Making simple changes to your pets’ environment will help them weather the holiday without undue stress.


How to Calm Guinea Pigs During Fireworks

1. Bring Outdoor Guinea Pigs Inside

If you have an outdoor hutch, bringing your guinea pigs inside can be a major game changer. Even bringing your hutch from the backyard to the garage can help muffle noise and block flashing lights. The best place to bring your hutch is near the middle of the house, in a quiet space without a good view through the windows. If moving your hutch inside isn’t an option, consider turning it around so that the open face of the hutch is facing a wall.

Teddy guinea pig nestled in hay
Image by: PHOTO FUN, Shutterstock

2. Cover the Cage

Covering your guinea pigs’ cage will also reduce disturbances to their environment. Close the cage’s curtains if it has them. If not, drape a blanket over the cage. If you expect noise, several thick blankets can muffle sound and make them less distressed, but be aware of ventilation. If putting several blankets will impede airflow or make your cage hot and stifling, it’s better to stick with one lighter covering. They must have adequate air flow into the hutch.

3. Provide Plenty of Hiding Space

guinea pig in a wooden small house
Image by: Elya Vatel, Shutterstock

Guinea pigs like to “dig down” during stressful situations, and giving them hiding space can help. Make sure that your pigs have several inches of bedding to burrow into if desired. Hiding places—even something like a small cardboard box—can also give your pet pigs another place to retreat. By giving your pet multiple choices for hiding spaces, you’ll help them deal with their stress in a way that they know best.

4. Consider Playing Music or TV

New noises, in general, can be tough for guinea pigs, but loud, sudden booms are especially scary. Putting on the TV or radio can fill in the silence and distract from firework noises. However, it’s important to be cognizant of what’s playing—blaring music or an action-packed movie might make the environment more stressful, not less. The best choice for background noise should be something relatively calm and constant.

5. Get Ready Early

Change can be stressful! If you plan on trying any new calming techniques this year, consider “practicing” in the weeks leading up to a holiday so that your guinea pig is used to them. For example, if you plan to play calm music during your local fireworks show, start playing music on occasion beforehand when your piggy is relaxed already.

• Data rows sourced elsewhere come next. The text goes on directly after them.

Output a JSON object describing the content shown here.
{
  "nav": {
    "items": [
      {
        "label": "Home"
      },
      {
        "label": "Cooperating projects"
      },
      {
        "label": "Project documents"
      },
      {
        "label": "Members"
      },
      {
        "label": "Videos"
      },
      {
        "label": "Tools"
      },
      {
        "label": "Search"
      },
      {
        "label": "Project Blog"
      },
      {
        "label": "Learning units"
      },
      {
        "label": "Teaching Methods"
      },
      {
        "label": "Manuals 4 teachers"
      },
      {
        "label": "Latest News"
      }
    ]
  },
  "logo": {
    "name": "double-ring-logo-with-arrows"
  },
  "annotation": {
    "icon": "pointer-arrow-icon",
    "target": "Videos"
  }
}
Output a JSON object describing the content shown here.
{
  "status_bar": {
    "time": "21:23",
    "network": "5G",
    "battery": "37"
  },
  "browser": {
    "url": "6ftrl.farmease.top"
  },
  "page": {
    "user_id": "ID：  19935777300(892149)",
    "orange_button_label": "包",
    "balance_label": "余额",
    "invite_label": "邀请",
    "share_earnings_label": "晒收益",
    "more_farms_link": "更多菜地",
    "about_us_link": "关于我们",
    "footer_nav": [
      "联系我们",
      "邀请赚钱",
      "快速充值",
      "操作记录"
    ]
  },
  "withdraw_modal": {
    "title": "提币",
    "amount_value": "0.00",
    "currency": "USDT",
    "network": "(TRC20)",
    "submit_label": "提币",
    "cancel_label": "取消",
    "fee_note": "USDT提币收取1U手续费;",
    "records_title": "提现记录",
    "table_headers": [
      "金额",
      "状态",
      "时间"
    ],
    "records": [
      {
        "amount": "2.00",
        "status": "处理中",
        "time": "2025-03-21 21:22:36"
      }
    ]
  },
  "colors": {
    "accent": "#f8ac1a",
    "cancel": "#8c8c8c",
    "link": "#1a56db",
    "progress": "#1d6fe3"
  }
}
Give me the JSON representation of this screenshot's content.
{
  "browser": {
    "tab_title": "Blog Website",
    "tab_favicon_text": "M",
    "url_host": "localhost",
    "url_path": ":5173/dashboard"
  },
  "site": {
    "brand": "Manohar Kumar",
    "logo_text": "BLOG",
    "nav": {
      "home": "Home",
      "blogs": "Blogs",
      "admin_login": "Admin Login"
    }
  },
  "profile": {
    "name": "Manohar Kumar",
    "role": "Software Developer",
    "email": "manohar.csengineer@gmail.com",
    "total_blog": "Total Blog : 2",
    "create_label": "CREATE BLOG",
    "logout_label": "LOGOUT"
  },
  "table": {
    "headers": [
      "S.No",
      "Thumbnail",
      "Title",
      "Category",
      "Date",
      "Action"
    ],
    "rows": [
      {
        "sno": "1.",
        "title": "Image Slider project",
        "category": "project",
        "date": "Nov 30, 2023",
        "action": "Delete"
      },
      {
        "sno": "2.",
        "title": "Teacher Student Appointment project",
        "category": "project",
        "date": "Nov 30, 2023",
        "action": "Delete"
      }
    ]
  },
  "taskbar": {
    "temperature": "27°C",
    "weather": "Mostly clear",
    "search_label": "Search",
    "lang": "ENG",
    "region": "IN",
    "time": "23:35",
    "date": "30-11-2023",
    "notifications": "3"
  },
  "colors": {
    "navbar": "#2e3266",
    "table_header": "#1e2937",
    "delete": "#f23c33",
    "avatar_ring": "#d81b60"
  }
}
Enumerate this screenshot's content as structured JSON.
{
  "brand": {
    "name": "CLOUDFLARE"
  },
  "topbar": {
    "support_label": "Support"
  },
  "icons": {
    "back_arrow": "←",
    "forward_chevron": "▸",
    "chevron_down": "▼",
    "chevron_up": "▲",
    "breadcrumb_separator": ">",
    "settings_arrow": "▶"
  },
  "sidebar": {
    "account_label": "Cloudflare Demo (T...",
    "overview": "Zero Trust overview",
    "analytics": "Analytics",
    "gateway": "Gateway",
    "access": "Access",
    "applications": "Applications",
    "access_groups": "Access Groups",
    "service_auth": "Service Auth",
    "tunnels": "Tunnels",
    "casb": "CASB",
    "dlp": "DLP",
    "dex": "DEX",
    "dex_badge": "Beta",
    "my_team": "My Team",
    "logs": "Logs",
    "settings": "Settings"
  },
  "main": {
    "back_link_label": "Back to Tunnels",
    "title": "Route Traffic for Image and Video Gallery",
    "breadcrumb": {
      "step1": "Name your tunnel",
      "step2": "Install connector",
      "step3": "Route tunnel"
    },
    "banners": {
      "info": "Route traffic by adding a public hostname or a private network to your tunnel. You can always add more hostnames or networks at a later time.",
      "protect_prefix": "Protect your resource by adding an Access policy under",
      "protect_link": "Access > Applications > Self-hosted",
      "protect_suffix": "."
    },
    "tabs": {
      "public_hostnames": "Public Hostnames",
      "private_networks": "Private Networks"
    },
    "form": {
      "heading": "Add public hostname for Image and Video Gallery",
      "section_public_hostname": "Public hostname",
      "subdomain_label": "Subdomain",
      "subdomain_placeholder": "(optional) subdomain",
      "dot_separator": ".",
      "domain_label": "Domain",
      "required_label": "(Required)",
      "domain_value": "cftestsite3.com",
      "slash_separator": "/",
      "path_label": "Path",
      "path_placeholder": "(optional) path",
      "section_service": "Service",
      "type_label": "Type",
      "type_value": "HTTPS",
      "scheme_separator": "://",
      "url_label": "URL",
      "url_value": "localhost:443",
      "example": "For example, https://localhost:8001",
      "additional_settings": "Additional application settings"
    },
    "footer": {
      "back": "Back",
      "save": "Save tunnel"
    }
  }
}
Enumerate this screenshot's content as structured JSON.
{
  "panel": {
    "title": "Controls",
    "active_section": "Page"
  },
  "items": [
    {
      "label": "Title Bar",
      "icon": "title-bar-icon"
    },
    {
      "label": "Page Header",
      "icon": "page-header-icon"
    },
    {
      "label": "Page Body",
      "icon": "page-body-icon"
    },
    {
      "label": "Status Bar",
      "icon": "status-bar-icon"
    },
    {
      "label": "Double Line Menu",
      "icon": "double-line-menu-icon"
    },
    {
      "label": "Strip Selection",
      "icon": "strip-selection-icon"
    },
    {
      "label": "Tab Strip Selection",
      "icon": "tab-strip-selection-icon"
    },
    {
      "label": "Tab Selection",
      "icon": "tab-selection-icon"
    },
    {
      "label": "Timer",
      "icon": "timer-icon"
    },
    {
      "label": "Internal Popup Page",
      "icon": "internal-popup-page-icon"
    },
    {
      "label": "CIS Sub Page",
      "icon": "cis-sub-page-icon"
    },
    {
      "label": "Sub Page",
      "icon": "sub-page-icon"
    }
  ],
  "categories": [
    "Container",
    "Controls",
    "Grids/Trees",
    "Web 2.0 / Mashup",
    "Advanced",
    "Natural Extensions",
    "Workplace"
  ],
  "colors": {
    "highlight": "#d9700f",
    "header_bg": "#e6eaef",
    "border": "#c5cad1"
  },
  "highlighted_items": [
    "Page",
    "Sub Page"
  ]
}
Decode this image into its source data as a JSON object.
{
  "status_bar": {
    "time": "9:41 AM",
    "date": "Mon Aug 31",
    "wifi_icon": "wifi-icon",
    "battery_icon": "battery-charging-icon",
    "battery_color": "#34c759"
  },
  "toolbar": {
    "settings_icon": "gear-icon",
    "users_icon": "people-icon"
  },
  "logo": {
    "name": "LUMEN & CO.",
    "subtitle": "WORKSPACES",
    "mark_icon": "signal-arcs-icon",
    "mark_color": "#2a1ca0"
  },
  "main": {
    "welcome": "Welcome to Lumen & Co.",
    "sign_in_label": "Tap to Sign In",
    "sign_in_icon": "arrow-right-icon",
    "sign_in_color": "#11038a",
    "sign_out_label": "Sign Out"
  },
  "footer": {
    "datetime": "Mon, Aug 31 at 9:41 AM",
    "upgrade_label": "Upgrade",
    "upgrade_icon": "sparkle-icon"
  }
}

In some cases, moving a hutch or cage to a better location for more than just the evening is impractical or unsafe, but if you can make a big move a day or two before, that will let your guinea pigs settle into their new location. Getting ready in advance is also helpful if neighbors start setting off fireworks earlier than planned—you’ll be ready to test drive your plan right away!

guinea pigs inside their cage
Image by: StineMah, Shutterstock


Last Thoughts

There’s not a lot of focus on how small pets are affected by fireworks, but guinea pigs are just as likely to be scared and stressed as dogs and cats. It’s unrealistic to try and protect your guinea pigs from all noises, but that doesn’t mean they have to suffer through a frightening evening, either! Making a plan to minimize lights and noise will go a long way toward helping them feel safe and secure.